El Partido Comunista intentó sacar a Neruda de Chile durante las horas en que el Senado debatía su desafuero, lo que –como bien se expone en la película- fracasó, debiendo regresar a Santiago el poeta ya desaforado como senador y los dos militantes comunistas que lo acompañaban, y, por lo tanto, pudiendo “legalmente” ser detenido. Tal situación no fue prevista por quienes así actuaban, siendo el propio Neruda el que solicitó a sus acompañantes que lo llevaran a la casa del joven ingeniero civil, militante comunista, José Saitúa Pedemonte, que vivía en la avenida Los Leones. Saitúa, que era amigo cercano mío, me informó al día siguiente de la situación en la que se encontraba, pidiéndome ayuda.

En vista de lo dicho, llevé a Neruda y a su mujer, Delia del Carril, a mi departamento ubicado en la avenida Vicuña Mackenna, donde ambos permanecieron durante varias semanas. Informé de ello a Galo González, en ese tiempo secretario general del PC, quien me agradeció la determinación, ofreciéndome lo que de él creyese oportuno solicitar. Nadie más supo ni participó del hecho. Cabe señalar que, a partir de ese momento, la seguridad personal del poeta quedó bajo mi responsabilidad, la que asumí, debo señalar, por un sentimiento de agradecimiento por haber sido incluido en la lista de pasajeros del Winnipeg por decisión personal de Neruda, pese a que nunca fui militante del PC.

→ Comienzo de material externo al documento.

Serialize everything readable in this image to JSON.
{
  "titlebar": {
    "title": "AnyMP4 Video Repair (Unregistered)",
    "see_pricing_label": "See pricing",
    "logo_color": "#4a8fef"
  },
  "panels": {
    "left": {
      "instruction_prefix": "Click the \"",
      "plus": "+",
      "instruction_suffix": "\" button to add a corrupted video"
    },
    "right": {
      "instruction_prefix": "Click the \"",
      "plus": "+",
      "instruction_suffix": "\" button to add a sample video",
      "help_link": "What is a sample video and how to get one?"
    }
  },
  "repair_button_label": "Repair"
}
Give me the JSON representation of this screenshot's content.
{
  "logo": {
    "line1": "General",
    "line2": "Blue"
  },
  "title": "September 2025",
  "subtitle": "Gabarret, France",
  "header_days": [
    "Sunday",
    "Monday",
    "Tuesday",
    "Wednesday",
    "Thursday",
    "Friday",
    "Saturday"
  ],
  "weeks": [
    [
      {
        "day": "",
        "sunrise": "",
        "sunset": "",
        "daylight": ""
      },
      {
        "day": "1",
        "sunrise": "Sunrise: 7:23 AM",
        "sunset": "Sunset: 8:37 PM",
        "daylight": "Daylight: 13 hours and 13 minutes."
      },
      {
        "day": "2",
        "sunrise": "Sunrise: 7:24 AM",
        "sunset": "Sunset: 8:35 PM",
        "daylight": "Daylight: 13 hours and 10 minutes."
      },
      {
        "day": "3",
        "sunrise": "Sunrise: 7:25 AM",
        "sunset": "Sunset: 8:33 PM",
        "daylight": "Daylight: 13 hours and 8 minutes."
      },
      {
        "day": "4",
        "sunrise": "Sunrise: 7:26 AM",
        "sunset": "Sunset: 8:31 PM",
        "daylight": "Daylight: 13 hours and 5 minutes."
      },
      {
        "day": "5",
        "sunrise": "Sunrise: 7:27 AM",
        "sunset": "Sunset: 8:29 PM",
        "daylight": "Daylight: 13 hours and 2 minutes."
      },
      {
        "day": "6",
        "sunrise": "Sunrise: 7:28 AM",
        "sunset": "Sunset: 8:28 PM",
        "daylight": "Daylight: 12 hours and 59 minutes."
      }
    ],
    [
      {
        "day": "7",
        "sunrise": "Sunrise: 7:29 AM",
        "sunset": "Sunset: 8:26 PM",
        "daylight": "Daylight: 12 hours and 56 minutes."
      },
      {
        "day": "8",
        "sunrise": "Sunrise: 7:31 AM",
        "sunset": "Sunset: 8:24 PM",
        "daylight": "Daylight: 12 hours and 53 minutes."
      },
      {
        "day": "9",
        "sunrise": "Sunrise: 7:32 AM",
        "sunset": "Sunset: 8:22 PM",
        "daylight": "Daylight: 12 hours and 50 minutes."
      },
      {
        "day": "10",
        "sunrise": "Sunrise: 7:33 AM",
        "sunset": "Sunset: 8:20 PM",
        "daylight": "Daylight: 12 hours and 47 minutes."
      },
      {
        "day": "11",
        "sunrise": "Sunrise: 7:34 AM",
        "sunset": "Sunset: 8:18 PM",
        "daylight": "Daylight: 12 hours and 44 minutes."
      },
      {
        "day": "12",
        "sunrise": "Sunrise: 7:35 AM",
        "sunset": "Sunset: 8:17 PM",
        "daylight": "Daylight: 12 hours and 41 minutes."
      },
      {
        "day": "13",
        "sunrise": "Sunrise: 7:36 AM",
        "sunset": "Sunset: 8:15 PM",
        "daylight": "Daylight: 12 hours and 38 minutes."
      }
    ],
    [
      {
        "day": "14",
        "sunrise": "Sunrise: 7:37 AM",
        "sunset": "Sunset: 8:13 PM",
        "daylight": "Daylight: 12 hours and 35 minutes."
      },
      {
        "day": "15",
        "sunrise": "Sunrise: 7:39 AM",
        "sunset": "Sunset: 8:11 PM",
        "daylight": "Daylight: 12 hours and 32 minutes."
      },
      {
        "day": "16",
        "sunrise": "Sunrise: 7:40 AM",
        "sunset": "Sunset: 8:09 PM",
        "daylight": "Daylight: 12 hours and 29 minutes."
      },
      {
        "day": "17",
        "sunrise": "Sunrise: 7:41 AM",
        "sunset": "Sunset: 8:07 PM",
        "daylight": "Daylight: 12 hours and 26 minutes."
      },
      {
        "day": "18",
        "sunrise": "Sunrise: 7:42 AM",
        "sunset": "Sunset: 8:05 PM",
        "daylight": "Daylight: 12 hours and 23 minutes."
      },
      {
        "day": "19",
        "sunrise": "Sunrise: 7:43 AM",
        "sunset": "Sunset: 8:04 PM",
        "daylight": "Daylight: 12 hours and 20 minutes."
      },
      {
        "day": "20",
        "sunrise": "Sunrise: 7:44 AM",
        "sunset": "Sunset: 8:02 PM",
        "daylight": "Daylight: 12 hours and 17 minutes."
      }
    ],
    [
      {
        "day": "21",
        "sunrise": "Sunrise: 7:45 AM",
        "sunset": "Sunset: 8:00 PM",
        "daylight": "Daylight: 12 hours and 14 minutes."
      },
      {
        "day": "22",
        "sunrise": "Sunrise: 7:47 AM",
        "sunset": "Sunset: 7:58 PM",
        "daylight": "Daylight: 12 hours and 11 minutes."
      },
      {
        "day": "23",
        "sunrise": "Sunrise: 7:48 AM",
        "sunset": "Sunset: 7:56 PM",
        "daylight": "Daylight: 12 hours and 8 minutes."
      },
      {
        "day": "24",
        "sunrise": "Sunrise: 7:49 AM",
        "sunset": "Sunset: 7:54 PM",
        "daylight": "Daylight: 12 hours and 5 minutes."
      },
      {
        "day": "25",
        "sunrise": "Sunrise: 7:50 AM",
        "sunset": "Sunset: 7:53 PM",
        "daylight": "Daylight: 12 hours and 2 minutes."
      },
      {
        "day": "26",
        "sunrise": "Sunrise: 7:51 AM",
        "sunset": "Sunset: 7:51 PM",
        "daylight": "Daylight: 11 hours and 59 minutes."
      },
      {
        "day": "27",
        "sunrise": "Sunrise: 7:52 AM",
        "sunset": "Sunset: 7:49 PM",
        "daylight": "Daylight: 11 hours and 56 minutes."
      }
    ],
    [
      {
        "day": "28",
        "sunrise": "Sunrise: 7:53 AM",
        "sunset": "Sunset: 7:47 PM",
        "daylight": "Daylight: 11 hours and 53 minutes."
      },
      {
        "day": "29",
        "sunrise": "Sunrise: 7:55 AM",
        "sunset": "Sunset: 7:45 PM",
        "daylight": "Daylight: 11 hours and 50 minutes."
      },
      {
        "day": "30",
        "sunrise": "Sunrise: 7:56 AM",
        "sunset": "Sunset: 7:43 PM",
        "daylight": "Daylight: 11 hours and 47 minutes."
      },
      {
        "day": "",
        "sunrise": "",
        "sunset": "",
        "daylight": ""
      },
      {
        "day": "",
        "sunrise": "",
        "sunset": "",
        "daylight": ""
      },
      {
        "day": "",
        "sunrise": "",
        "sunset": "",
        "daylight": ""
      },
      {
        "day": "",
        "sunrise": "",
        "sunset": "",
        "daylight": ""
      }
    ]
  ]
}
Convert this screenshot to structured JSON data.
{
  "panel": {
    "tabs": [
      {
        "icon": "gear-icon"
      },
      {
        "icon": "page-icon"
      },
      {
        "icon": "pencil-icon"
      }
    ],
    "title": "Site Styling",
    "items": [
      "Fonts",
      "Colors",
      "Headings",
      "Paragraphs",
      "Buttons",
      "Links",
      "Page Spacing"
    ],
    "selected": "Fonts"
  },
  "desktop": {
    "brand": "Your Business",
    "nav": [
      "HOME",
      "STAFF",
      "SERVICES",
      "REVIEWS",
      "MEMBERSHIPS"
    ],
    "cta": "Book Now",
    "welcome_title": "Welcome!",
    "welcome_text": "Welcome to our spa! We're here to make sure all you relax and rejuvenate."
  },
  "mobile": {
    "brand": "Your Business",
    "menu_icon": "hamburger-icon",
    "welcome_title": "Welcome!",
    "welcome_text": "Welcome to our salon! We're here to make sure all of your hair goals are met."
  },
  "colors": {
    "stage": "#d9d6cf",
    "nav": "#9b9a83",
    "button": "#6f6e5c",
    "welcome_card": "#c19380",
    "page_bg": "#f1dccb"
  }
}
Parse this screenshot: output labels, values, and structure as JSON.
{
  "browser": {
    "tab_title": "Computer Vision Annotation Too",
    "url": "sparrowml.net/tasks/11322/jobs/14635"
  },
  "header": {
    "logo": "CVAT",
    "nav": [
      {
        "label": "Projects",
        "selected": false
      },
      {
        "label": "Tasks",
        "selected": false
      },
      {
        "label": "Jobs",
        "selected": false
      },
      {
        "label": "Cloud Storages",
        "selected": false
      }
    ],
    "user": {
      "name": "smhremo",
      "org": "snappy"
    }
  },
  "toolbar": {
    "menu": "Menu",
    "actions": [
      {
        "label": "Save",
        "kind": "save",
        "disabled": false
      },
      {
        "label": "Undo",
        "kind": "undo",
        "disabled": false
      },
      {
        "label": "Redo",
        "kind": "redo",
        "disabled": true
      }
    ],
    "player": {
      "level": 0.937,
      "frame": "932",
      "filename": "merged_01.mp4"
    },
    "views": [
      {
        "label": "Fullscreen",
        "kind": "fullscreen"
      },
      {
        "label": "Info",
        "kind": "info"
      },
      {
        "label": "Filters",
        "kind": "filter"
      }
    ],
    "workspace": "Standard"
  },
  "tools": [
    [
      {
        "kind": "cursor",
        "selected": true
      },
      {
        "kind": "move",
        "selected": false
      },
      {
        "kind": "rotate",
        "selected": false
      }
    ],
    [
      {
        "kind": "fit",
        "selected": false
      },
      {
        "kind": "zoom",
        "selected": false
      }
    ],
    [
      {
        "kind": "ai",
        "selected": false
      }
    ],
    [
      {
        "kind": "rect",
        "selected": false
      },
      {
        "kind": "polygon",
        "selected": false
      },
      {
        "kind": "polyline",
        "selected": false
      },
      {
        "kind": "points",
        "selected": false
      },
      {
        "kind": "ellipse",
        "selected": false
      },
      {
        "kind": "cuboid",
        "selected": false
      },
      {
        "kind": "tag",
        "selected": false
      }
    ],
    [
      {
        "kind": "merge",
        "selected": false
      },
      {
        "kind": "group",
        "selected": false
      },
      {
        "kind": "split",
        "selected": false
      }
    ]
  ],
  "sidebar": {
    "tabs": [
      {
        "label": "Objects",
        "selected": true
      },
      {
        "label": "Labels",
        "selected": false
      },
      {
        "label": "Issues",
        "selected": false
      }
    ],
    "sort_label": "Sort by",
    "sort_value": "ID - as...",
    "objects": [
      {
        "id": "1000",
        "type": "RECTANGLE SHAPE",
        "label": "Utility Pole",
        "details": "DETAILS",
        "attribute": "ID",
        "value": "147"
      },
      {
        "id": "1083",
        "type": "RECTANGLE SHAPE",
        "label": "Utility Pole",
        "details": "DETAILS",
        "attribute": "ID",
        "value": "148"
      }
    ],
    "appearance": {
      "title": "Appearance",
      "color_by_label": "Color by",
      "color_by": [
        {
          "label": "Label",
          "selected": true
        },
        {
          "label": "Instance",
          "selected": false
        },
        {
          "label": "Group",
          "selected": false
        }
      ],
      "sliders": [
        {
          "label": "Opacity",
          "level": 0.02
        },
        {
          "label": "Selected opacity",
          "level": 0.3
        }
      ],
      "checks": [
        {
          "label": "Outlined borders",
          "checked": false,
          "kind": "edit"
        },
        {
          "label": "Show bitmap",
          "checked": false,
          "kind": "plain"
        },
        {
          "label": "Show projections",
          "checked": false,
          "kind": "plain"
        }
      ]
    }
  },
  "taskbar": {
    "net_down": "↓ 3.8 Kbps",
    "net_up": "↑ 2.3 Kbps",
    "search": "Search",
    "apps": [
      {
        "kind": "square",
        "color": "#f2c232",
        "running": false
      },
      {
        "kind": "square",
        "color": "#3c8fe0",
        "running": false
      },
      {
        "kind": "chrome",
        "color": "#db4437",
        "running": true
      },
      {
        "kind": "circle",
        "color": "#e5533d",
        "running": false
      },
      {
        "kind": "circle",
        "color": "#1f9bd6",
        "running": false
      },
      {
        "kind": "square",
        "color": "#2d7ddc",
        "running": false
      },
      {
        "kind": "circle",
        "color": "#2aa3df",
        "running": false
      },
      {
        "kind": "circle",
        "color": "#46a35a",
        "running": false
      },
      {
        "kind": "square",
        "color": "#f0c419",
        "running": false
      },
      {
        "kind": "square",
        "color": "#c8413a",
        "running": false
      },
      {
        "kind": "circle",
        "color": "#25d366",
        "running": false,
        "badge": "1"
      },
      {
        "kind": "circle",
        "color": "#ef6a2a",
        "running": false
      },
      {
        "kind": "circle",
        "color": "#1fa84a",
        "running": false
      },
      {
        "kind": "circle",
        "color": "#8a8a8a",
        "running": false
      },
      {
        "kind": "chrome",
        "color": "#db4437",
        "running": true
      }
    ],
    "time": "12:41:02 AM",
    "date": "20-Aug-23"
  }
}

– Tampoco es efectivo que, como se insinúa reiteradamente a lo largo del filme, el Presidente González Videla no hubiera querido detener a Neruda por el descrédito nacional e internacional que tal hecho podría haber producido. El gran despliegue policial ordenado desde la Presidencia a la Policía de Investigaciones, que fue a allanar las casas de los que consideraba que podían ser amigos, conocidos o simpatizantes del poeta, así lo indica. En lo personal, Neruda, en esos días, me hablaba del temor que sentía de ser detenido y ser vejado y maltratado.

El escape secreto de Neruda en Santiago hacia Valdivia lo organicé valiéndome del apoyo que me prestaron Jorge Bellet Bastías, administrador y jefe del aserradero de madera que don Pepe Rodríguez tenía en Hueinahue, el doctor Raúl Bulnes, médico de Carabineros, y un chofer experto en reparación de autos cuya colaboración solicité al PC.

Salimos hacia el sur en dos vehículos: en el del doctor Bulnes y en otro que me facilitó el PC, un Chevrolet pintado de color morado. Llegamos a la altura de Graneros, donde el gobierno había dispuesto un control de carabineros. La credencial del doctor Bulnes nos sirvió para pasar todos sin problema alguno, incluido Neruda, ya documentado como Antonio Ruiz Legarreta, ornitólogo. Algo más allá del control nos detuvimos para tomarnos todos un whisky, en celebración por el éxito de nuestra empresa. Me despedí de Neruda, regresando a Santiago con el doctor Bulnes y él siguió con Bellet y el chofer hacia el sur, llegando al día siguiente a casa de Bellet en Hueinahue, donde tuvieron que permanecer varios días, debido al mal tiempo. Durante esa permanencia llegaron súbitamente a la hacienda Víctor Bianchi, funcionario del Ministerio de Tierras y Colonización, y don Pepe Rodríguez. Nadie más estuvo allí, contrariamente a lo que se muestra en la película.

– Aparece en el filme, en Hueinahue, un policía sobre el que se extiende un relato de extraño simbolismo, personaje que, en realidad, no existió.

Nada se dice en el filme de la constancia que Neruda dejó grabada por su propia mano en la corteza de un árbol durante la travesía hacia San Martín de los Andes, que, como bien se sabe, rezaba así:

Qué bien aquí se respira/En el paraíso de Lipela/Donde no llega la mierda/De Gabriel González Videla.

– Las personas que atravesaron la cordillera, yendo a parar a San Martín de los Andes, fueron Neruda, Bellet, Bianchi y los tres arrieros. Nadie más.

– La película muestra escenas de desnudos generales en orgías que nada tienen que ver con la realidad vivida. Si bien la libertad en el arte es y debe ser infinita, no lo es cuando hay datos que permiten vincular los hechos con personajes de carne y hueso.

Quizás cabría concluir, tras la visión de la película, que cualquier concurso de la misma con lo que fue la realidad se debe a una mera coincidencia”.